Every year a group in Western Canada tries to encourage effective backflow prevention with a photo contest where plumbers and inspectors are invited to send in pictures of the worst examples they’ve seen.
And every year the Bad and Ugly Cross Connection Control Contest, organized by the Western Canada Section of the American Waste Water Association (AWWA), draws a plethora of disturbing images. In 2019, things got downright nasty.
There were two winners for 2019. Fred Ramackers, with the City of Regina, submitted a photo he took in a funeral home.
Directly underneath a preparation table was a wash down water closet. There was a single check directly to the potable water below the flood level of the water closet. And there was an unprotected faucet directly above the water closet.
Ramackers recommended the following corrections: remove the faucet and install a reduced pressure zone (RP) backflow preventer complete with a hose connection and dedicated hose for the wash-down table.
For the single check, he recommended that piping be reconfigured to accommodate an air gap above the flood level of the water closet. This would be done with either a manufactured air gap fitting or an upsized ‘funnel’ with a physical air gap above it.
Water treatment system fixed
Sask. Water’s Brendan Miller was inspecting a village water treatment plant and came across two cross connections in piping coming off the plant’s distribution header.
The first was a garden hose lowered into a pit below the overflow. The second was a potassium permanganate saturator barrel connected directly to the same distribution header.
“If the distribution was ever to depressurize, even without back–siphonage, the head pressure in the barrel would push a five percent potassium permanganate solution in the supply and distribution header,” said Miller. “It would make for some pretty pink water, but I don’t think many people would appreciate a coloured ‘potable’ water supply.”

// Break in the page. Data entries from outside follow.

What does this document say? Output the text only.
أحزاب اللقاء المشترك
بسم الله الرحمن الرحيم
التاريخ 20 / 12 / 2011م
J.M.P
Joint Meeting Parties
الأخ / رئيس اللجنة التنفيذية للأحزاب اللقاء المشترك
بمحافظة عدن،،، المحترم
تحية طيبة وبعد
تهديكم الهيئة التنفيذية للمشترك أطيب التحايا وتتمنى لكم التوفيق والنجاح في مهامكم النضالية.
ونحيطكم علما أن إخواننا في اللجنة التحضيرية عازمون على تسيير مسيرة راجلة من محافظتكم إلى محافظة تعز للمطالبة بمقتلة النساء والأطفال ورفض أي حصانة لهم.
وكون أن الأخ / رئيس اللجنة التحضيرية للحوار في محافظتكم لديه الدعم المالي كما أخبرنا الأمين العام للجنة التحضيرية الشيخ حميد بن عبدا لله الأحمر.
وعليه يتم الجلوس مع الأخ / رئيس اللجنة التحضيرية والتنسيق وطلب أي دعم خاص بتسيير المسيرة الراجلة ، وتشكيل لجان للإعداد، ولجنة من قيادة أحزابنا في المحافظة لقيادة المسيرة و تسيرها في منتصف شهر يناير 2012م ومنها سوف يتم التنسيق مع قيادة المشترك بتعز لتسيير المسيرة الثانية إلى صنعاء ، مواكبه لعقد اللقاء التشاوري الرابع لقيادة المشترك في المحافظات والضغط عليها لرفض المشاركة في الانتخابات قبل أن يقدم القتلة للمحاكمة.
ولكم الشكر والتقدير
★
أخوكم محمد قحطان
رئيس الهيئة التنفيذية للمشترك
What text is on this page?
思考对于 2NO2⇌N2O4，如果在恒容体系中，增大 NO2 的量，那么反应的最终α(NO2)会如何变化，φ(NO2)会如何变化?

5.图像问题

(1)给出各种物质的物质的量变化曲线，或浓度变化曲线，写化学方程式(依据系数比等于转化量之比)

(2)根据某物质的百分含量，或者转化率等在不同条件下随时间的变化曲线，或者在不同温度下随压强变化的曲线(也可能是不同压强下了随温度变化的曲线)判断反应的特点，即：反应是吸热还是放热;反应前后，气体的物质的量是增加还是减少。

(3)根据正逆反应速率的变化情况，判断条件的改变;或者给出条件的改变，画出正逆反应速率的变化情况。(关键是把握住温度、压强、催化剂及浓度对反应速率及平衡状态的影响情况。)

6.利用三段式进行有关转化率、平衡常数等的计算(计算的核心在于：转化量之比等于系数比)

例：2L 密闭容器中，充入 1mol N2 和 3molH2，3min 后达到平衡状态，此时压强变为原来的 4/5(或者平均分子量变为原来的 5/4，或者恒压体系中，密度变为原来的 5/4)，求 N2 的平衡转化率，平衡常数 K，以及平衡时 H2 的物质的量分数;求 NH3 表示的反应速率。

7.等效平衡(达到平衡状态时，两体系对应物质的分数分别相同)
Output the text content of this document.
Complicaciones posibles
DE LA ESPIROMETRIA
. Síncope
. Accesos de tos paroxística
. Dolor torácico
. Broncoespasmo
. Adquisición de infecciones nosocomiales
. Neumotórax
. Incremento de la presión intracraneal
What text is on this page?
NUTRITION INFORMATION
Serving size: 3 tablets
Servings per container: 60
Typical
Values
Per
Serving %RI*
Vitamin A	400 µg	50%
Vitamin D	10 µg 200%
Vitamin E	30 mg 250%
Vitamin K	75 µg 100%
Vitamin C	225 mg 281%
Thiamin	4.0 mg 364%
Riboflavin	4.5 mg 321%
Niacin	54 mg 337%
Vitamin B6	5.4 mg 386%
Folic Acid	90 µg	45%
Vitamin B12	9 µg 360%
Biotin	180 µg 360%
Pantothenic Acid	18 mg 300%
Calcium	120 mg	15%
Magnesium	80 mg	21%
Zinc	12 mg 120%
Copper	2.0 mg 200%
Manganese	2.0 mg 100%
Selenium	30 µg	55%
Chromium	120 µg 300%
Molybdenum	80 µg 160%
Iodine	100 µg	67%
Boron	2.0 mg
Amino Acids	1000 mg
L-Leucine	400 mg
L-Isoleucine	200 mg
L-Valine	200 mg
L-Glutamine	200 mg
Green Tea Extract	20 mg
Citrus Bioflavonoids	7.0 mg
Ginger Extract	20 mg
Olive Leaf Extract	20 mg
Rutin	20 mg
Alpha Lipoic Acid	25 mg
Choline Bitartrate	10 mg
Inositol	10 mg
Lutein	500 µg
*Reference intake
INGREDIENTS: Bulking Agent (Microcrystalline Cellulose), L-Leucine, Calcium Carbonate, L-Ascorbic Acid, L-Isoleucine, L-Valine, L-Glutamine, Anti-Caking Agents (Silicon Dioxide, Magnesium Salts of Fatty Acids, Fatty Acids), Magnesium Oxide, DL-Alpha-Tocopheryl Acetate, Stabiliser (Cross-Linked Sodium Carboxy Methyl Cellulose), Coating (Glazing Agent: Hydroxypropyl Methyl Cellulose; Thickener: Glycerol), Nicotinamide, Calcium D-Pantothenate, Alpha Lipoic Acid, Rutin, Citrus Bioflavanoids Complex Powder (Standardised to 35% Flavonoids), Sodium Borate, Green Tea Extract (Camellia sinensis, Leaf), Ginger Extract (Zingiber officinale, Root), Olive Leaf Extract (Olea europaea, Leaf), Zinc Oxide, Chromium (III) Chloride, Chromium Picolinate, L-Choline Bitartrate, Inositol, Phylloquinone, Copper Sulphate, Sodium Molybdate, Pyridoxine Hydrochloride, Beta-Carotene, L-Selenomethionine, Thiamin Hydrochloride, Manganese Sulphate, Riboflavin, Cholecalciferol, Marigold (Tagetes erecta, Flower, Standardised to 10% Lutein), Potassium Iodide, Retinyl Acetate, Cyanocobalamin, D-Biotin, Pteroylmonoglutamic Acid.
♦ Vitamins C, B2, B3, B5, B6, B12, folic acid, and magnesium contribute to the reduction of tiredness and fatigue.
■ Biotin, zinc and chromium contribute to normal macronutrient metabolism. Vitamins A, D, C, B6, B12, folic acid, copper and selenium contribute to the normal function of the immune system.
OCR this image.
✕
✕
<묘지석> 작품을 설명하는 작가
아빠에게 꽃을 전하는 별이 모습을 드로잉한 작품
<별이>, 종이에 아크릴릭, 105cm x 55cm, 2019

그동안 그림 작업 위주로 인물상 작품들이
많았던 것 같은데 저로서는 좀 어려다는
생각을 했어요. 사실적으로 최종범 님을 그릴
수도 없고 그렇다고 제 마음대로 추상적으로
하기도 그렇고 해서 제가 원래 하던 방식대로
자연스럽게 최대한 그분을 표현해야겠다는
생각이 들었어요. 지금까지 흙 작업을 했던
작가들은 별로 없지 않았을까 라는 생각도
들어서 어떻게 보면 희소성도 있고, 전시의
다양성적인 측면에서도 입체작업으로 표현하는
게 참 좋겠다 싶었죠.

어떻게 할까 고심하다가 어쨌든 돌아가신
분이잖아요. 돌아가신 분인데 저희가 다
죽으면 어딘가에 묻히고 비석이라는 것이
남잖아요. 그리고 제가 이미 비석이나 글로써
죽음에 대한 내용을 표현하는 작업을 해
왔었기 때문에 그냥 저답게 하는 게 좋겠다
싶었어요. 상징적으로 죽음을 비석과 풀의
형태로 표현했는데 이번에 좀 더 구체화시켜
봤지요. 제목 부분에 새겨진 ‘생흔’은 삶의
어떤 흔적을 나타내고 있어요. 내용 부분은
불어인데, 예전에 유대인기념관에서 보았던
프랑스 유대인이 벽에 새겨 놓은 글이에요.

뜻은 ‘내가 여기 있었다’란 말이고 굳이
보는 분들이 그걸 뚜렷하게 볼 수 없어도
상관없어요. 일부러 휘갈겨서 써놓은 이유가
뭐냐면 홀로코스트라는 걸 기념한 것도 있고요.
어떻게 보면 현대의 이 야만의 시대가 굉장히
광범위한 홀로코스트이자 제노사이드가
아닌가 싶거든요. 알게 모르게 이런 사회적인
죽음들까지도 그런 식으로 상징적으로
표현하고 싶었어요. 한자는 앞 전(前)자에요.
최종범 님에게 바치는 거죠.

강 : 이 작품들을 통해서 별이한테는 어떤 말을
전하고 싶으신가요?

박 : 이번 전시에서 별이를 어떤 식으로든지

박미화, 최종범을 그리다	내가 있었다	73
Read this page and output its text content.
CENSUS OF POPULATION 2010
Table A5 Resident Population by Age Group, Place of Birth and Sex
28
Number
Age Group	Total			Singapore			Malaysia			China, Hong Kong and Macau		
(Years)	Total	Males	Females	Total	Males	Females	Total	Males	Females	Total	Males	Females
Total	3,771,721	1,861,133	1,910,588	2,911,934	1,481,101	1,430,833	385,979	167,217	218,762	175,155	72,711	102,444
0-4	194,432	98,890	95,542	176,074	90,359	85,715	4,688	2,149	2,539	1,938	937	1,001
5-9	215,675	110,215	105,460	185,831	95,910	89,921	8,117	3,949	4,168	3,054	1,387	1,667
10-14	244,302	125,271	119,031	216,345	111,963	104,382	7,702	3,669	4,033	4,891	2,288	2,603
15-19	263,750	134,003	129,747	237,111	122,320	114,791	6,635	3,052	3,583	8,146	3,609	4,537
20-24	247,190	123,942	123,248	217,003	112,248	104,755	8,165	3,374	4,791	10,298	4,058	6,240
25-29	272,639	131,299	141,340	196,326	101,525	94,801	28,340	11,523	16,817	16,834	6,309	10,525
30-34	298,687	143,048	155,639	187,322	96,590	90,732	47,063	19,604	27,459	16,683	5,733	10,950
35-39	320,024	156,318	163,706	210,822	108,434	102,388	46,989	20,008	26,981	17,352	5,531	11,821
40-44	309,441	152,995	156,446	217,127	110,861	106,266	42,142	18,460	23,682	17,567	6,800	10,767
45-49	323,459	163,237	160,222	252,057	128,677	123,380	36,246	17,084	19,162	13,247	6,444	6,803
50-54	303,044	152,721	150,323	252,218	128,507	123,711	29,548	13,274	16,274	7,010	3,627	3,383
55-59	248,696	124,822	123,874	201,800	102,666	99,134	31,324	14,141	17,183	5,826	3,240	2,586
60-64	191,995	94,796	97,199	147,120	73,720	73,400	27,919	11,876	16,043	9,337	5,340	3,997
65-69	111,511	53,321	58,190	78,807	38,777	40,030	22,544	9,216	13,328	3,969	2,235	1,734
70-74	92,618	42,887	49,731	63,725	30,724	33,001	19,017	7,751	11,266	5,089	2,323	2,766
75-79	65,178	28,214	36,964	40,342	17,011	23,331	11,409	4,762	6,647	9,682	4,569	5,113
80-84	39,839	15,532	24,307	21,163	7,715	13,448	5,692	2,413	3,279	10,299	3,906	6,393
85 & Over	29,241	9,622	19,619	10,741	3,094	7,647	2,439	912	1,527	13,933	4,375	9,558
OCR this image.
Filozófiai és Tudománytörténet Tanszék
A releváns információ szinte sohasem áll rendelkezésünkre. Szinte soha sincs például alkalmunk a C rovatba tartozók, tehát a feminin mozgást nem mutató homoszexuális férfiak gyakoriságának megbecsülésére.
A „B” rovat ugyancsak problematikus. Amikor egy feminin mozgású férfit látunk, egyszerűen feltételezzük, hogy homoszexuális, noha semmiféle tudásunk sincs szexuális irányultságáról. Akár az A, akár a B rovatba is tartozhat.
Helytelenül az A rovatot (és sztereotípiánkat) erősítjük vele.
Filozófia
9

In water treatment, potassium permanganate is typically used to dissolve iron, manganese, and hydrogen sulfide into solid particles that are filtered out of the water.
The garden hose has since been disconnected and the supply line to the saturator has been brought up well above the outflow of the barrel, he reported. A dual check along with a redundant shut–off valve – closed at all times – was installed temporarily until a proper air gap could be established.
This year’s contest drew a bumper crop of entries. “We had bad and ugly cross connection control photos from across Canada and we are pleased with the interest shown,” remarked Danny Wilson, a Western Canada Section AWWA Cross Connection Control Committee member based in Medicine Hat, Alta. “The purpose of this contest is to increase the awareness of cross connections and to educate our water industry representatives in the field,” he added. Backflow manufacturers Zurn, Watts and Conbraco provided contest prizes.
“Our water industry representatives, inspectors, plumbers, and testers all share a responsibility to protect our water supplies. Cross connections do exist and are a potential to contaminate or pollute our potable water. Let’s do our best to find and correct these cross connections before the damage is done. We are looking forward to another year of “bad and ugly” photo submissions in 2020,“ said Wilson.